Ünlü
İngiliz evrenbilimci ve fizik profesörü Stephen Hawking 76 yaşında hayatını
kaybetti. 1942 yılında doğan Hawking, 21 yaşında ALS (motor nöron) hastalığına
yakalanmıştı. Ünlü fizikçi, ALS sebebiyle elli yıldan fazla vücudunu
yönetemeden, hareket edemeden ve konuşamadan hayatını sürdürdü. İletişimini
ve konuşmasını makineye bağlı olarak
gerçekleştirdi. Hawking, bir yazılım sayesinde konuşuyor, yazıyor ve kendisini
ifade ediyordu.
ALS
açık adıyla Amyotrofik Lateral Skleroz, merkezi sinir sisteminde, omurilik ve
beyin sapı bölgesinde motor sinir hücrelerinin (nöronlar) kaybı ile ortaya
çıkıyor. ALS, sinir sistemini felç ediyor. Bu nedenle kaslarda güçsüzlük
başlıyor. Kasların zayıflığı önce ellerde başlıyor. Sonra sıra bacaklara, ağza
ve dile kadar geliyor. En sonunda da tüm vücut etkileniyor. Ancak, ALS sinir
sistemini felç etse de beynin zihinsel faaliyetlerine zarar vermiyor.
Hawking
bir röportajında "8 Ocak 1942'de Galileo'nun 300. ölüm yıldönümünde
doğdum. Fakat, tahminimce iki bin diğer bebek de benimle aynı gün doğdu.
Onların astronomiye merak sarıp sarmadığını bilemiyorum. Ayaklarınıza değil,
gökyüzüne bakın... Gördüğünüz şeylerin mantığı anlamaya çalışın.
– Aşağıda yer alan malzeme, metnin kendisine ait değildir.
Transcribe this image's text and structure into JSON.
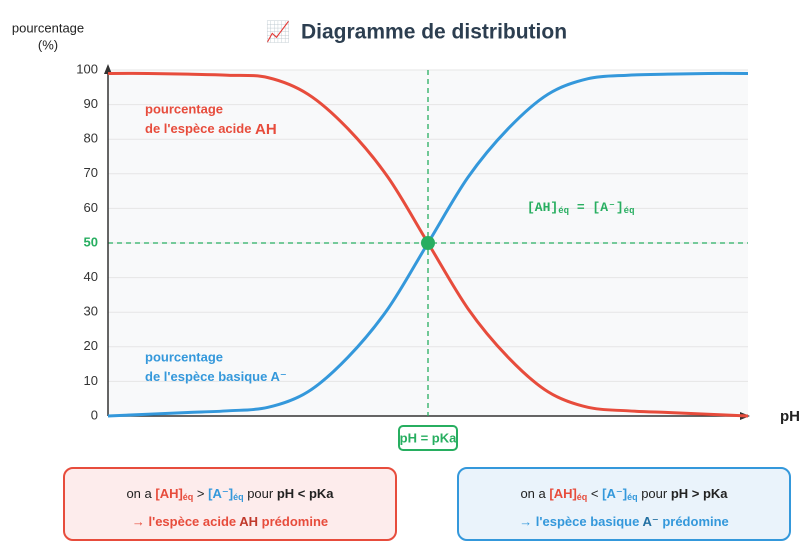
{
  "chart_data": {
    "type": "line",
    "title_icon": "📈",
    "title": "Diagramme de distribution",
    "y_label": [
      "pourcentage",
      "(%)"
    ],
    "x_label": "pH",
    "categories": [
      null,
      null,
      null,
      null,
      null,
      null,
      null,
      null,
      "pH = pKa",
      null,
      null,
      null,
      null,
      null,
      null,
      null,
      null
    ],
    "series": [
      {
        "name": "AH",
        "color": "#e74c3c",
        "values": [
          99,
          99,
          98.8,
          98.5,
          97.8,
          93,
          83,
          69,
          50,
          31,
          17,
          7,
          2.5,
          1.5,
          1,
          0.5,
          0
        ]
      },
      {
        "name": "A⁻",
        "color": "#3498db",
        "values": [
          0,
          0.5,
          1,
          1.5,
          2.5,
          7,
          17,
          31,
          50,
          69,
          83,
          93,
          97.5,
          98.5,
          98.8,
          99,
          99
        ]
      }
    ],
    "ylim": [
      0,
      100
    ],
    "yticks": [
      0,
      10,
      20,
      30,
      40,
      50,
      60,
      70,
      80,
      90,
      100
    ],
    "grid": true,
    "reference": {
      "y": 50,
      "color": "#27ae60"
    },
    "annotations": {
      "acid": [
        "pourcentage",
        "de l'espèce acide ",
        "AH"
      ],
      "base": [
        "pourcentage",
        "de l'espèce basique ",
        "A⁻"
      ],
      "equality": [
        "[AH]",
        "éq",
        " = [A⁻]",
        "éq"
      ]
    },
    "boxes": {
      "left": {
        "line1": [
          "on a ",
          "[AH]",
          "éq",
          " > ",
          "[A⁻]",
          "éq",
          " pour ",
          "pH < pKa"
        ],
        "line2": [
          "→ l'espèce acide ",
          "AH",
          " prédomine"
        ]
      },
      "right": {
        "line1": [
          "on a ",
          "[AH]",
          "éq",
          " < ",
          "[A⁻]",
          "éq",
          " pour ",
          "pH > pKa"
        ],
        "line2": [
          "→ l'espèce basique ",
          "A⁻",
          " prédomine"
        ]
      }
    }
  }
}
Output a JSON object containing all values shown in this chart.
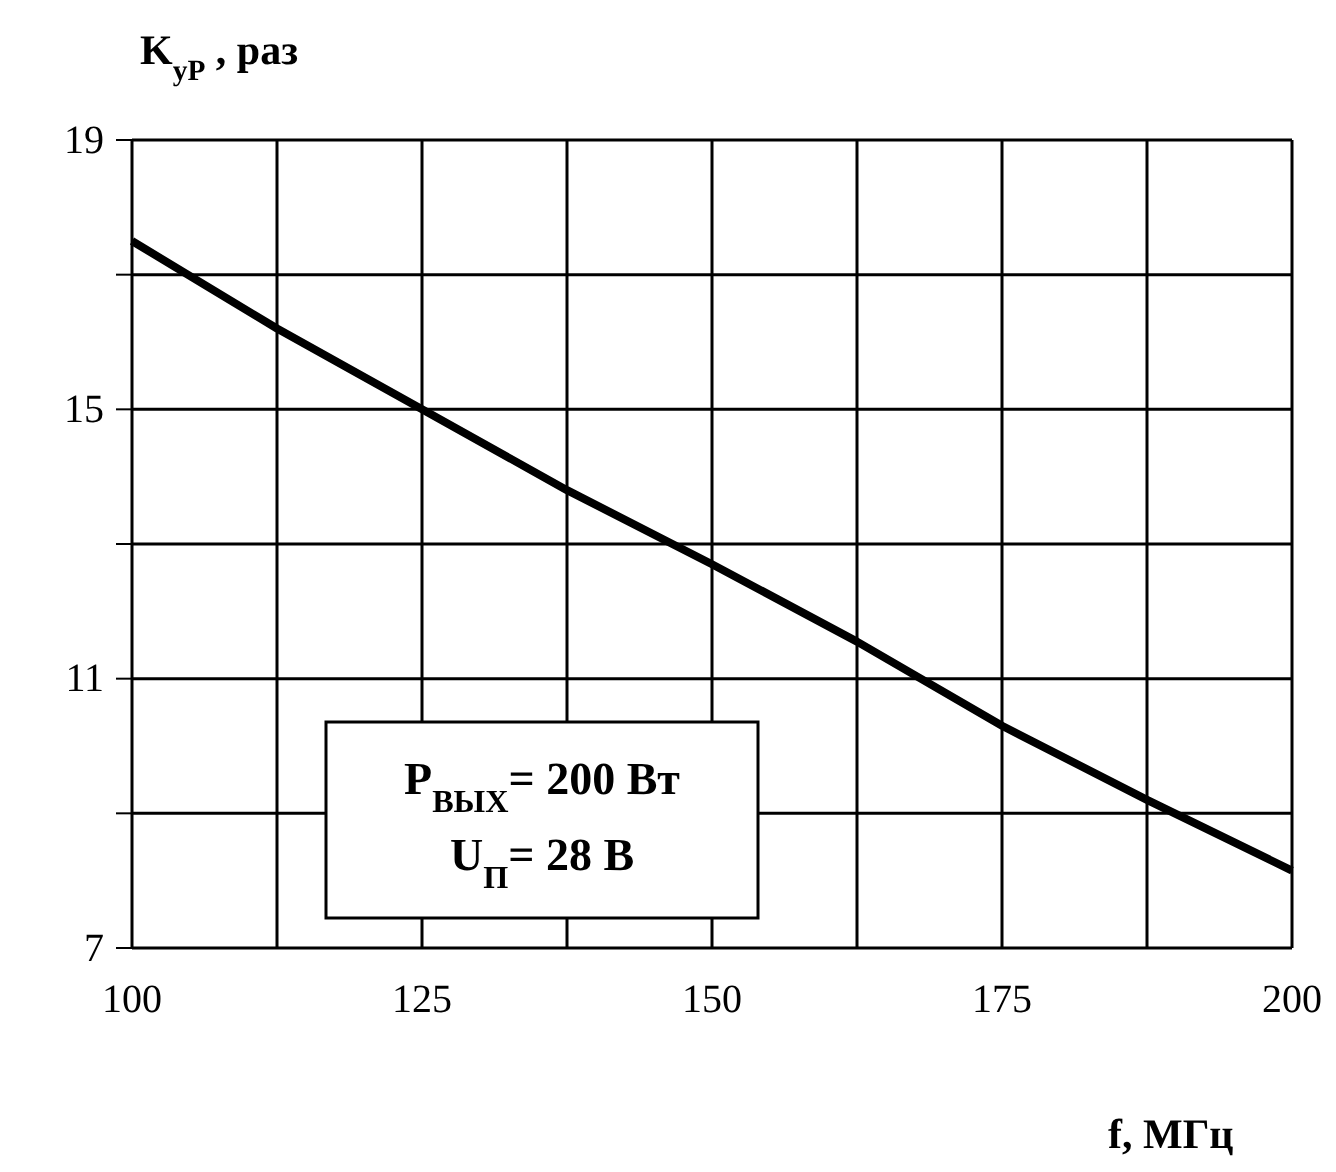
{
  "chart_data": {
    "type": "line",
    "xlabel": "f, МГц",
    "ylabel": "K$_{уР}$ , раз",
    "x": [
      100,
      112.5,
      125,
      137.5,
      150,
      162.5,
      175,
      187.5,
      200
    ],
    "series": [
      {
        "color": "#000000",
        "values": [
          17.5,
          16.2,
          15.0,
          13.8,
          12.7,
          11.55,
          10.3,
          9.2,
          8.15
        ]
      }
    ],
    "xlim": [
      100,
      200
    ],
    "xticks": [
      100,
      {
        "value": 112.5,
        "label": null
      },
      125,
      {
        "value": 137.5,
        "label": null
      },
      150,
      {
        "value": 162.5,
        "label": null
      },
      175,
      {
        "value": 187.5,
        "label": null
      },
      200
    ],
    "ylim": [
      7,
      19
    ],
    "yticks": [
      7,
      {
        "value": 9,
        "label": null
      },
      11,
      {
        "value": 13,
        "label": null
      },
      15,
      {
        "value": 17,
        "label": null
      },
      19
    ],
    "grid": true,
    "marker": "none",
    "line_style": "solid",
    "annotations": [
      "P$_{ВЫХ}$= 200 Вт",
      "U$_{П}$= 28 В"
    ]
  }
}
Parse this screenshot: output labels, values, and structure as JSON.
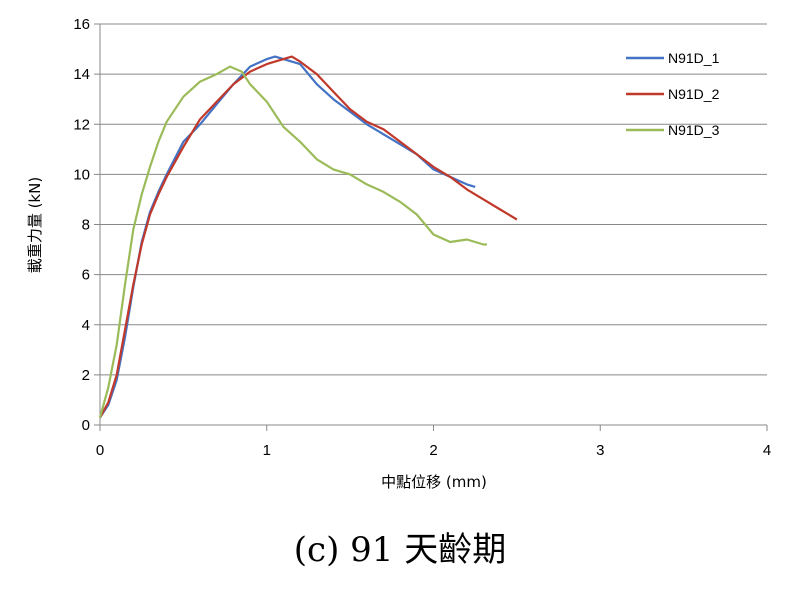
{
  "caption": "(c) 91 天齡期",
  "chart_data": {
    "type": "line",
    "xlabel": "中點位移 (mm)",
    "ylabel": "載重力量 (kN)",
    "xlim": [
      0,
      4
    ],
    "ylim": [
      0,
      16
    ],
    "x_ticks": [
      0,
      1,
      2,
      3,
      4
    ],
    "y_ticks": [
      0,
      2,
      4,
      6,
      8,
      10,
      12,
      14,
      16
    ],
    "grid": "horizontal",
    "legend_position": "top-right",
    "series": [
      {
        "name": "N91D_1",
        "color": "#4472C4",
        "x": [
          0.0,
          0.05,
          0.1,
          0.15,
          0.2,
          0.25,
          0.3,
          0.35,
          0.4,
          0.5,
          0.6,
          0.7,
          0.8,
          0.9,
          1.0,
          1.05,
          1.1,
          1.2,
          1.3,
          1.4,
          1.5,
          1.6,
          1.7,
          1.8,
          1.9,
          2.0,
          2.1,
          2.2,
          2.25
        ],
        "y": [
          0.3,
          0.8,
          1.8,
          3.5,
          5.5,
          7.3,
          8.5,
          9.3,
          10.0,
          11.3,
          12.0,
          12.8,
          13.6,
          14.3,
          14.6,
          14.7,
          14.6,
          14.4,
          13.6,
          13.0,
          12.5,
          12.0,
          11.6,
          11.2,
          10.8,
          10.2,
          9.9,
          9.6,
          9.5
        ]
      },
      {
        "name": "N91D_2",
        "color": "#C0392B",
        "x": [
          0.0,
          0.05,
          0.1,
          0.15,
          0.2,
          0.25,
          0.3,
          0.35,
          0.4,
          0.5,
          0.6,
          0.7,
          0.8,
          0.9,
          1.0,
          1.1,
          1.15,
          1.2,
          1.3,
          1.4,
          1.5,
          1.6,
          1.7,
          1.8,
          1.9,
          2.0,
          2.1,
          2.2,
          2.3,
          2.4,
          2.5
        ],
        "y": [
          0.3,
          0.9,
          2.0,
          3.8,
          5.6,
          7.2,
          8.4,
          9.2,
          9.9,
          11.1,
          12.2,
          12.9,
          13.6,
          14.1,
          14.4,
          14.6,
          14.7,
          14.5,
          14.0,
          13.3,
          12.6,
          12.1,
          11.8,
          11.3,
          10.8,
          10.3,
          9.9,
          9.4,
          9.0,
          8.6,
          8.2
        ]
      },
      {
        "name": "N91D_3",
        "color": "#9BBB59",
        "x": [
          0.0,
          0.05,
          0.1,
          0.15,
          0.2,
          0.25,
          0.3,
          0.35,
          0.4,
          0.5,
          0.6,
          0.7,
          0.78,
          0.85,
          0.9,
          1.0,
          1.1,
          1.2,
          1.3,
          1.4,
          1.5,
          1.6,
          1.7,
          1.8,
          1.9,
          2.0,
          2.1,
          2.2,
          2.3,
          2.32
        ],
        "y": [
          0.3,
          1.5,
          3.2,
          5.6,
          7.8,
          9.2,
          10.3,
          11.3,
          12.1,
          13.1,
          13.7,
          14.0,
          14.3,
          14.1,
          13.6,
          12.9,
          11.9,
          11.3,
          10.6,
          10.2,
          10.0,
          9.6,
          9.3,
          8.9,
          8.4,
          7.6,
          7.3,
          7.4,
          7.2,
          7.2
        ]
      }
    ]
  }
}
Evren'in neden
ver olduğunu düşünün. Meraklı olun..." diyordu. Ne ilginçtir ki kadere
bakın. Ölümü de ünlü fizikçi Albert Einstein'ın doğum günü olan 14 Mart gününe
denk geldi. Stephen Hawking, Einstein'den sonra en büyük dahi olarak kabul ediliyordu.
Ünlü
fizikçi yaptığı çok önemli bilimsel çalışmalar dışında söyledikleriyle de hep
dikkat çekiyordu. Ben onun engellilik kavramıyla ilgili söylediklerini çok önemsiyorum.
O , "Engelli bir bireyseniz, büyük ihtimalle bu sizin suçunuz değildir.
Fakat insanlardan acıma beklemenin ya da dünyayı suçlamanın bir yararı da yoktur.
Olumlu bir tavır takınmalı ve içinde bulunduğunuz durumu en iyiye döndürmeyi
bilmelisin. Fiziksel bir engeliniz varsa, bunu psikolojik bir engele
dönüştürmeyin. Bana göre, fiziksel engelli biri, kendisine fazla engel teşvik
etmeyecek fiziksel aktivitelere yönelmeli..." demiştir.
Kendisiyle
ilgili "Benim engellerim, çalışma alanım olan teorik fizikte bana büyük
bir sorun teşkil etmiyor. Aslına bakarsanız bana faydaları da dokundu.
Derslerden ve yönetimsel işlerden muafım. Engellilik hayatım boyunca karımdan,
çocuklarımdan, iş arkadaşlarımdan, öğrencilerimden aldığım yardımı es geçemem.
İnsanların size yardım etmeye hazır olduklarını anladım. Yeter ki,
yardımlarının işe yarayacağına dair bir şeyler gösterin onlara. Elinizden
gelenin en iyisi yapın..." diyerek, engellileri bir şeyler yapmaya teşvik
etmiştir.
Engelli,
hatta "ağır engelli" biri olarak neler yapabildiği ortada... Allah'ın hikmeti bu... Allah kudretini onda bize gösterdi. Onda düşünebilmenin, akıl
sağlığının ve zekanın önemini gördük. O tekerlekli sandalyesinde aciz gibi
görünse de aslında ne kadar güçlüydü. Hareket edemeyen hatta kıpırdayamayan bir
adam ancak yaptıklarına, yapabildiklerine bir bakın. İnsanlık için gerekli olan
bilime büyük hizmet etti. Dünyanın en büyük bilim insanlarından biriydi. Bu ne kadar değerli
ve önemli... Bizi bu ilgilendirmeli... Engelli ya da engelsiz herkesin ondan ve
onun hayatından çıkaracağı çok ders var.